A good thing

image

I joke about my eyes on stage and social media because I am self-aware, but I am extremely (extremely) self-conscious about them. Every. single. day. someone I do not know approaches me and comments about them, almost always negatively.

“What’s wrong with your eyes?”
“Oh my God, you scared me.”
“Are you doing that on purpose?”
“Can you pop them out of your head like that lady in that commercial?”
“You got some big ass eyes.”

I know this. Because I’ve had this face for 37 years. They got “worse” when I got sick 2 years ago, and I’m constantly snapping selfies and monitoring (read: measuring) them with the help of my doctor in hopes they won’t continue to progress.

So when I walked into the Hudson News in Penn Station and the black woman behind the counter looked at me and said, “You have HUGE eyes,” I turned my back to her and rolled them. Not today, lady!!!

image
Except: every. single. day.

When I finally got to the register with my drink, she said it again. “You have huge eyes.” And then with the biggest smile ever, “I hope your babies took them. Where I am from–Uganda–babies and big eyes, that is a good thing.”

Instant demeanor change.

“Thank you,” I said, “but I don’t have any babies.”

“Ahhh you must make some. It will be a good thing.”

Thank you, Hudson News lady. I needed that.

A Rock and a Bald Place

2015-02-17 23.22.00

“Your hair is so… swoopy.”

That’s what the nice [not black] lady behind the counter at the bookstore said to me last nite. She said it with a smile, so I know it was a compliment; she just didn’t know how to make it compliment all the way…

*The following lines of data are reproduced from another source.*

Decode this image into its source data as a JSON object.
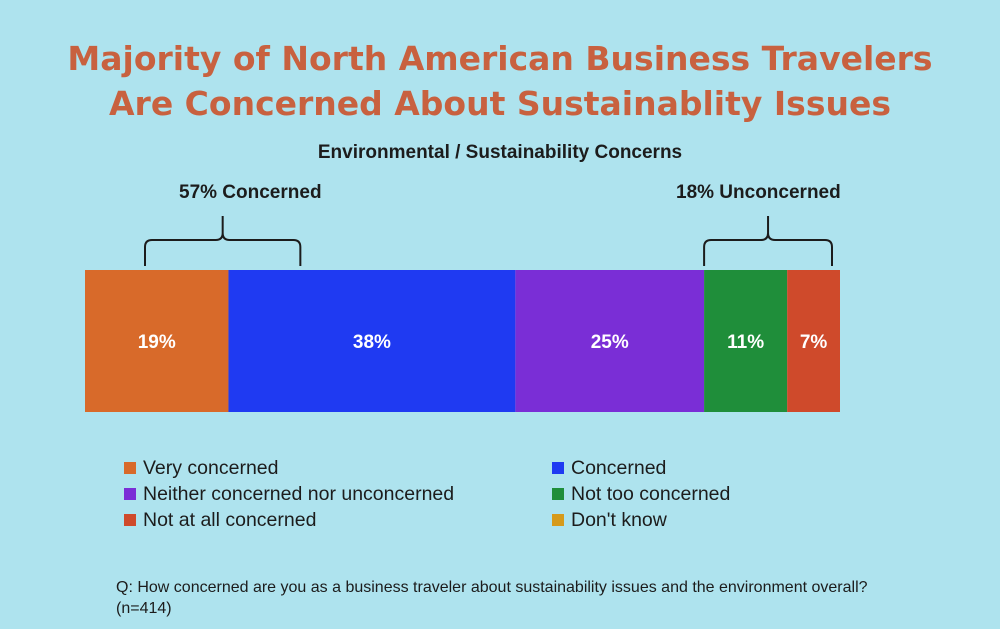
{
  "title_lines": [
    "Majority of North American Business Travelers",
    "Are Concerned About Sustainablity Issues"
  ],
  "groups": {
    "concerned_label": "57% Concerned",
    "unconcerned_label": "18% Unconcerned"
  },
  "footnote": "Q: How concerned are you as a business traveler about sustainability issues and the environment overall? (n=414)",
  "colors": {
    "very_concerned": "#d86a2a",
    "concerned": "#1f3af2",
    "neither": "#7a2ed6",
    "not_too": "#1f8e3a",
    "not_at_all": "#cf4a2b",
    "dont_know": "#d69a1a"
  },
  "chart_data": {
    "type": "bar",
    "orientation": "horizontal-stacked-100",
    "title": "Environmental / Sustainability Concerns",
    "xlim": [
      0,
      100
    ],
    "series": [
      {
        "name": "Very concerned",
        "value": 19,
        "label": "19%",
        "color": "#d86a2a"
      },
      {
        "name": "Concerned",
        "value": 38,
        "label": "38%",
        "color": "#1f3af2"
      },
      {
        "name": "Neither concerned nor unconcerned",
        "value": 25,
        "label": "25%",
        "color": "#7a2ed6"
      },
      {
        "name": "Not too concerned",
        "value": 11,
        "label": "11%",
        "color": "#1f8e3a"
      },
      {
        "name": "Not at all concerned",
        "value": 7,
        "label": "7%",
        "color": "#cf4a2b"
      },
      {
        "name": "Don't know",
        "value": 0,
        "label": "",
        "color": "#d69a1a"
      }
    ],
    "legend_placement": "bottom",
    "grid": false
  }
}
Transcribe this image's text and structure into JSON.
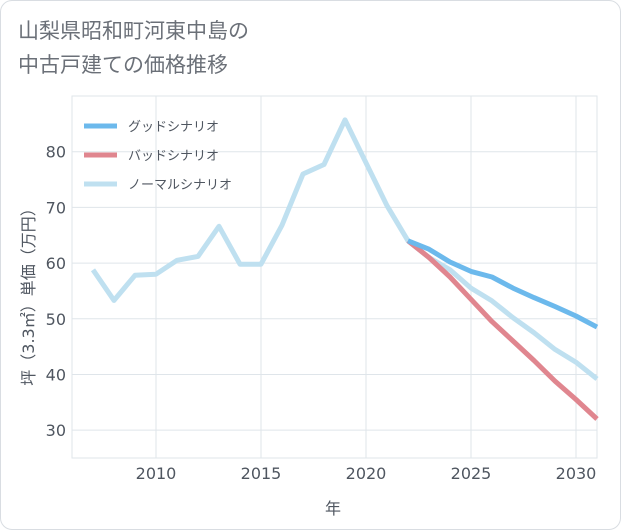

I cut off most of my hair. Most people who know me know my hair is my thing. But when I was really suffering with my Graves Disease, my hair broke off and fell out like crazy. It happened so quickly; one day I had a head full of healthy, shoulder-length hair, and the next day it looked like I got mugged for it:

“Gimme that ponytail or eat this bullet, lady! Your choice.”

It was traumatic. But I knew I had to let the rest of it go. My medication was adjusted, and along with it, my thyroid hormone levels, so I’m feeling pretty confident that after cutting off all the damage, my hair will rebound. But I am not happy with my current length. I wore a (modest) weave for the Exhale taping; it was the length my real hair had been. But the day after we wrapped, while I was still in LA, I found a braiding shop and had these box braids installed. This isn’t the first time I’ve worn braids, but it is the first time I’ve worn them for longer than two weeks. And you know what, they’re really growing on me. People keep complimenting them, or almost complimenting them (see above), and I’ve always thought natural hairstyles were beautiful. My mom wears a TWA (teeny, weeny afro) and the majority of my girlfriends have moved in that direction. I’ve often thought my natural curl pattern would look great if I allowed it to reveal itself. It’s the “going” natural part, the transition, that’s always seemed daunting. I’m impatient. But this disease has been a constant test of/lesson in patience. For the better part of 2014, I couldn’t stand from sitting without assistance, or walk up a flight of stairs. And now, as I am enjoying the get-up-and-go ease of these braids, and I find myself stuck in between a rock and a bald place, I’m thinking that maybe there’s no time like the present to put to use my newfound life skill.

My mom is not convinced…

momtext

So, we’ll see. Maybe this is the beginning of a natural hair journey. Maybe it’s a holding pattern. But I’m not going to make a decision either way anytime soon. Relaxers aren’t going anywhere so no need to rush back to them. And I would love to prove myself and my mom wrong.